Sure enough, a year on, the operation has spawned a number of book and film projects. Two books have been written on the subject, and a Hindi film adaptation is in the making, timed to play in theatres by the second anniversary of the event.
Nitin A Gokhale's book In Securing India the Modi Way: Pathankot, Surgical strikes and More is scheduled to be released in New Delhi on Friday. And India's Most Fearless: True Stories of Modern Military Heroes by Shiv Aroor and Rahul Singh, although about a wider subject, has a chapter devoted to the surgical strike.
The film Uri, Ronnie Screwvala's production company RSVP, is to be directed by Adia Dhar and will star actor Vicky Kaushal as a commando, who leads a group of paratroopers across the border.
"I was really thrilled about it because this is one story everyone needs to know -- a fantastic operation that the Indian Army conducted with great efficiency," Kaushal said.
Gokhale's book sheds light on some national security and foreign policy initiatives, including the surgical strikes, of the Modi-led NDA government, while Aroor and Singh's book includes the story of a commando who was a part of the operation.
"It (the surgical strike) is important because it was a milestone in the way the government has dealt with insurgency and terrorism.

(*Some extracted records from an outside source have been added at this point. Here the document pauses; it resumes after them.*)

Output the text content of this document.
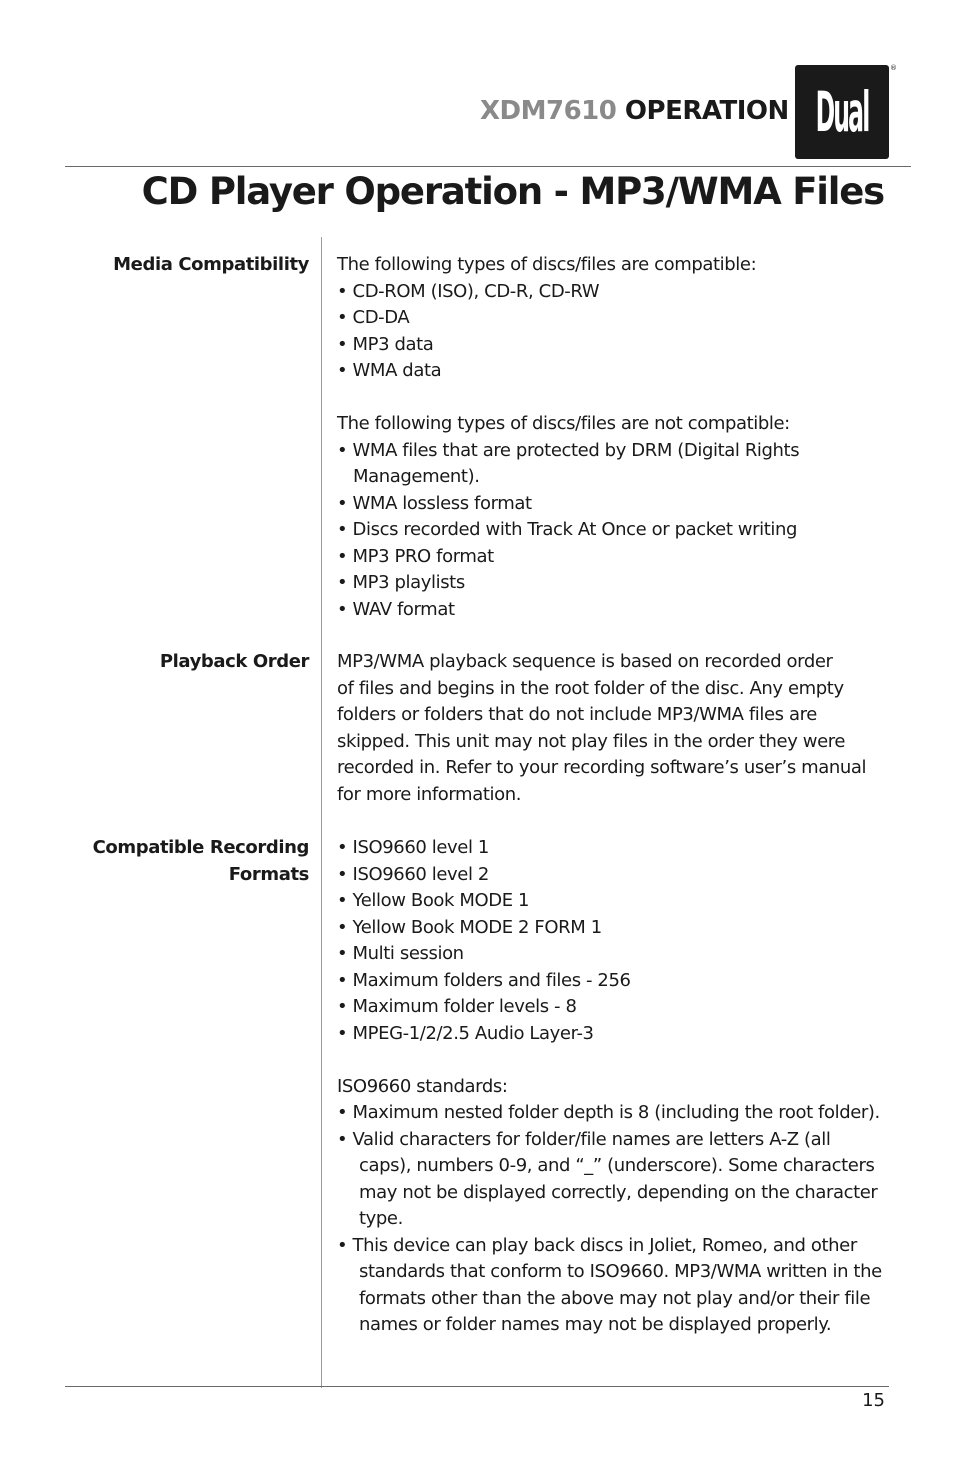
XDM7610 OPERATION Dual
®
CD Player Operation - MP3/WMA Files
Media Compatibility The following types of discs/files are compatible:
• CD-ROM (ISO), CD-R, CD-RW
• CD-DA
• MP3 data
• WMA data
The following types of discs/files are not compatible:
• WMA files that are protected by DRM (Digital Rights
Management).
• WMA lossless format
• Discs recorded with Track At Once or packet writing
• MP3 PRO format
• MP3 playlists
• WAV format
Playback Order MP3/WMA playback sequence is based on recorded order
of files and begins in the root folder of the disc. Any empty
folders or folders that do not include MP3/WMA files are
skipped. This unit may not play files in the order they were
recorded in. Refer to your recording software’s user’s manual
for more information.
Compatible Recording
Formats
• ISO9660 level 1
• ISO9660 level 2
• Yellow Book MODE 1
• Yellow Book MODE 2 FORM 1
• Multi session
• Maximum folders and files - 256
• Maximum folder levels - 8
• MPEG-1/2/2.5 Audio Layer-3
ISO9660 standards:
• Maximum nested folder depth is 8 (including the root folder).
• Valid characters for folder/file names are letters A-Z (all
caps), numbers 0-9, and “_” (underscore). Some characters
may not be displayed correctly, depending on the character
type.
• This device can play back discs in Joliet, Romeo, and other
standards that conform to ISO9660. MP3/WMA written in the
formats other than the above may not play and/or their file
names or folder names may not be displayed properly.
15
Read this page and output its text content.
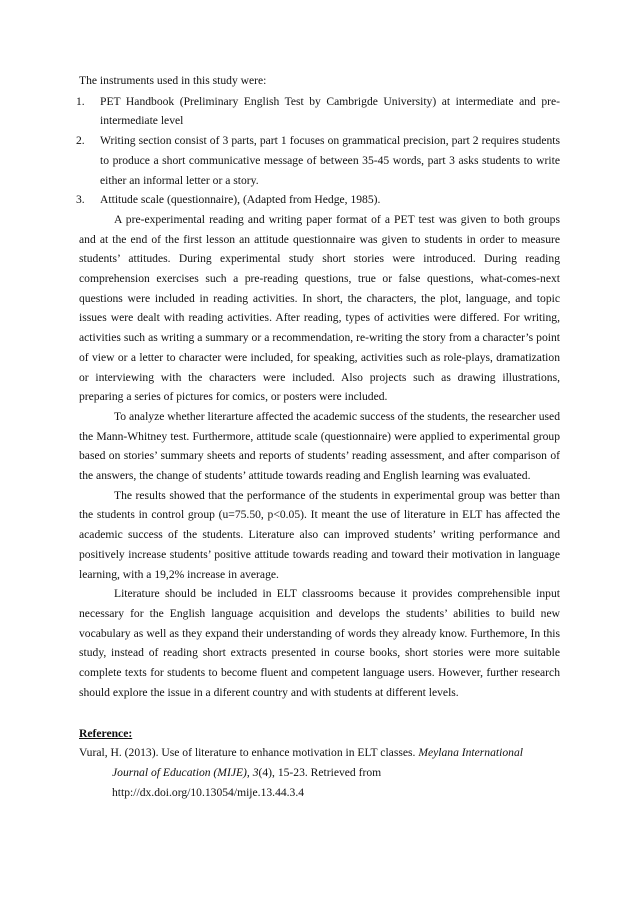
The instruments used in this study were:
1. PET Handbook (Preliminary English Test by Cambrigde University) at intermediate and pre-intermediate level
2. Writing section consist of 3 parts, part 1 focuses on grammatical precision, part 2 requires students to produce a short communicative message of between 35-45 words, part 3 asks students to write either an informal letter or a story.
3. Attitude scale (questionnaire), (Adapted from Hedge, 1985).

A pre-experimental reading and writing paper format of a PET test was given to both groups and at the end of the first lesson an attitude questionnaire was given to students in order to measure students’ attitudes. During experimental study short stories were introduced. During reading comprehension exercises such a pre-reading questions, true or false questions, what-comes-next questions were included in reading activities. In short, the characters, the plot, language, and topic issues were dealt with reading activities. After reading, types of activities were differed. For writing, activities such as writing a summary or a recommendation, re-writing the story from a character’s point of view or a letter to character were included, for speaking, activities such as role-plays, dramatization or interviewing with the characters were included. Also projects such as drawing illustrations, preparing a series of pictures for comics, or posters were included.

To analyze whether literarture affected the academic success of the students, the researcher used the Mann-Whitney test. Furthermore, attitude scale (questionnaire) were applied to experimental group based on stories’ summary sheets and reports of students’ reading assessment, and after comparison of the answers, the change of students’ attitude towards reading and English learning was evaluated.

The results showed that the performance of the students in experimental group was better than the students in control group (u=75.50, p<0.05). It meant the use of literature in ELT has affected the academic success of the students. Literature also can improved students’ writing performance and positively increase students’ positive attitude towards reading and toward their motivation in language learning, with a 19,2% increase in average.

Literature should be included in ELT classrooms because it provides comprehensible input necessary for the English language acquisition and develops the students’ abilities to build new vocabulary as well as they expand their understanding of words they already know. Furthemore, In this study, instead of reading short extracts presented in course books, short stories were more suitable complete texts for students to become fluent and competent language users. However, further research should explore the issue in a diferent country and with students at different levels.

Reference:
Vural, H. (2013). Use of literature to enhance motivation in ELT classes. Meylana International Journal of Education (MIJE), 3(4), 15-23. Retrieved from http://dx.doi.org/10.13054/mije.13.44.3.4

It helped unshackle the military's thinking and sent multiple messages to Pakistan and the rest of the world," Gokhale said.
In the US, Geronimo, the operation to kill Osama bin Laden, sparked a number of fictional and non-fictional accounts. Is this India's Geronimo moment?
Not quite, says sociology don Shiv Visvanathan.
"The strike is a way of saying that we have replied to Pakistan and that we are strong. It is an example that our Army is a hero unlike in Kashmir. There will be three or four films and that's the end of it," he said.